Nécessaire pour les muscles… et plus encore
Le système BAG3 n’est pas seulement actif dans les muscles. Des mutations de ce gène peuvent entraîner une maladie nerveuse appelée syndrome de Charcot-Marie-Tooth (du nom du scientifique qui l’a découvert). Cette maladie provoque la mort des fibres nerveuses des bras et des jambes, ce qui empêche les personnes atteintes de bouger les mains ou les pieds. En étudiant les cellules des personnes atteintes, l’équipe de recherche a montré que certaines manifestations du syndrome provoquent une régulation défectueuse des processus d’élimination de BAG3. Ces résultats démontrent l’importance considérable de ce système pour la préservation des tissus.
Une réglementation inattendue ouvre la voie à de nouvelles thérapies
En analysant de plus près l'activation de BAG3, les chercheurs ont été surpris par ce qu'ils ont observé. « De nombreuses protéines cellulaires sont activées par la fixation de groupes phosphate dans un processus appelé phosphorylation. Avec BAG3, le processus est cependant inversé », explique le professeur Jörg Höhfeld, également membre du domaine de recherche transdisciplinaire (TRA) Vie et santé de l'université de Bonn. « BAG3 est phosphorylé dans les muscles au repos et les groupes phosphate sont éliminés lors de l'activation. » À ce stade, les phosphatases deviennent le centre d'intérêt principal, les enzymes qui éliminent les groupes phosphate. Pour identifier les phosphatases qui activent BAG3, Höhfeld collabore avec la chimiste et biologiste cellulaire, la professeure Maja Köhn de l'université de Fribourg. « L'identification des phosphatases impliquées est une étape clé », explique-t-elle, « afin que nous puissions poursuivre le développement de substances potentiellement capables d'influencer l'activation de BAG3 dans l'organisme. » Cette recherche pourrait ouvrir de nouvelles possibilités thérapeutiques pour la faiblesse musculaire, l’insuffisance cardiaque et les maladies nerveuses.
Pertinent pour les voyages spatiaux
Les travaux sur le système BAG3 sont soutenus par la Deutsche Forschungsgemeinschaft (Fondation allemande pour la recherche) par l'intermédiaire d'une unité de recherche dirigée par le professeur Höhfeld.
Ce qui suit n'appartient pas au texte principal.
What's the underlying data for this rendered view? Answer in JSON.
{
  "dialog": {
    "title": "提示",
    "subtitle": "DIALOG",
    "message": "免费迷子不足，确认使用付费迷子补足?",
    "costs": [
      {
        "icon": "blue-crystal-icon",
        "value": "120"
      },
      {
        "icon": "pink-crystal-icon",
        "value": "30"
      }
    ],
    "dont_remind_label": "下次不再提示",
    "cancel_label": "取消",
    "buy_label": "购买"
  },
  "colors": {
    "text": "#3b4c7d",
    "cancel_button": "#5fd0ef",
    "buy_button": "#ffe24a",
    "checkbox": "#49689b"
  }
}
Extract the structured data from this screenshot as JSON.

De plus, Höhfeld reçoit des fonds de l'Agence spatiale allemande, car ces recherches présentent un intérêt pour les missions spatiales habitées. Le professeur Höhfeld explique : « BAG3 est activé par la force mécanique. Mais que se passe-t-il si aucune stimulation mécanique n'a lieu ? Chez les astronautes vivant en apesanteur, par exemple, ou chez les patients immobilisés en soins intensifs sous respirateur ? » Dans de tels cas, l'absence de stimulation mécanique entraîne rapidement une atrophie musculaire, dont Höhfeld attribue la cause au moins en partie à la non-activation de BAG3. Selon lui, les médicaments développés pour activer BAG3 pourraient aider dans de telles situations. C'est pourquoi l'équipe de Höhfeld prépare des expériences à bord de la Station spatiale internationale (ISS). Les recherches sur BAG3 pourraient ainsi nous aider à atteindre Mars un jour.
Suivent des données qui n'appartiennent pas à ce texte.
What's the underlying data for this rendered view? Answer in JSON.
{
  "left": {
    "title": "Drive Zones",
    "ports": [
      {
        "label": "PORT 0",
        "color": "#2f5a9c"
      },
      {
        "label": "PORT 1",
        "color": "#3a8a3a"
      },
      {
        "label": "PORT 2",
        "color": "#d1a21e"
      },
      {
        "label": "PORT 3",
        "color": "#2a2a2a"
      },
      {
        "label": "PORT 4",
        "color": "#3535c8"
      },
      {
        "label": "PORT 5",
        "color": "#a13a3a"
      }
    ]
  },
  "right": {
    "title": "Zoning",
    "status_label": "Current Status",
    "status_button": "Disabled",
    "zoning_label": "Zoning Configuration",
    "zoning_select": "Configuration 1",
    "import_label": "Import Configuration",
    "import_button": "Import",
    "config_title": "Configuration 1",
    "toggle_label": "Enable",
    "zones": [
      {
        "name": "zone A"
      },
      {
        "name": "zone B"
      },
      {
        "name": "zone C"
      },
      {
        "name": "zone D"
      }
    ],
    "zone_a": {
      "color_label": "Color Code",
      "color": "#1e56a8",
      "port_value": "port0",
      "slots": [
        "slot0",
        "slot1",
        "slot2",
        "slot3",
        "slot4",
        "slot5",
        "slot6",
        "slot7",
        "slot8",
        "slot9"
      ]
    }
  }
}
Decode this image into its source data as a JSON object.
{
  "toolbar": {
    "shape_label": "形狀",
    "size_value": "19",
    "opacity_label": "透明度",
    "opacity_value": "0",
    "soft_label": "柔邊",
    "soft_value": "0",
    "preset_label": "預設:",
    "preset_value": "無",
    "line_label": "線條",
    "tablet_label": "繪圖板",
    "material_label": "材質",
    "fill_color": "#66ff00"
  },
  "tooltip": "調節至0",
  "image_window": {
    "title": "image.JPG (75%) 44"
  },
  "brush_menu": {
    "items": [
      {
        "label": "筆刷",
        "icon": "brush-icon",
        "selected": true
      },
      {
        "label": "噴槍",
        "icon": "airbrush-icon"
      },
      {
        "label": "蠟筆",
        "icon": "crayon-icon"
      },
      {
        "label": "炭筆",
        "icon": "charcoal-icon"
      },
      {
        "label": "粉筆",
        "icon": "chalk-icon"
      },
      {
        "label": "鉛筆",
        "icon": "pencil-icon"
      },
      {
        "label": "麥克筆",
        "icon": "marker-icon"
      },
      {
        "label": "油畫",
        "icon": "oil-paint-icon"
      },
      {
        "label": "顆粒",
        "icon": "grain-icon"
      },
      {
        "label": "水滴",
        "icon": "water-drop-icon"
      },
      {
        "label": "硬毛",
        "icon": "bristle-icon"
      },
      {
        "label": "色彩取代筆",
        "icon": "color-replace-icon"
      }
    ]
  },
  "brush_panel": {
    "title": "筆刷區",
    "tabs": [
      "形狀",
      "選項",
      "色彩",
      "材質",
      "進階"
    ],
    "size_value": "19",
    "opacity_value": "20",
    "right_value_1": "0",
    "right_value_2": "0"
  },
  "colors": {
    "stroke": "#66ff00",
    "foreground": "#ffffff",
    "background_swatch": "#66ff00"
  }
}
Institutions impliquées et financement assuré
Les partenaires de l'Université de Bonn dans cette étude sont l'Université de Fribourg, l'Université allemande du sport, le Centre de recherche de Juliers, l'Université d'Anvers et l'Université d'Hildesheim. Le travail est cofinancé par la Fondation allemande pour la recherche et l'Agence spatiale allemande, qui fait partie du Centre aérospatial allemand.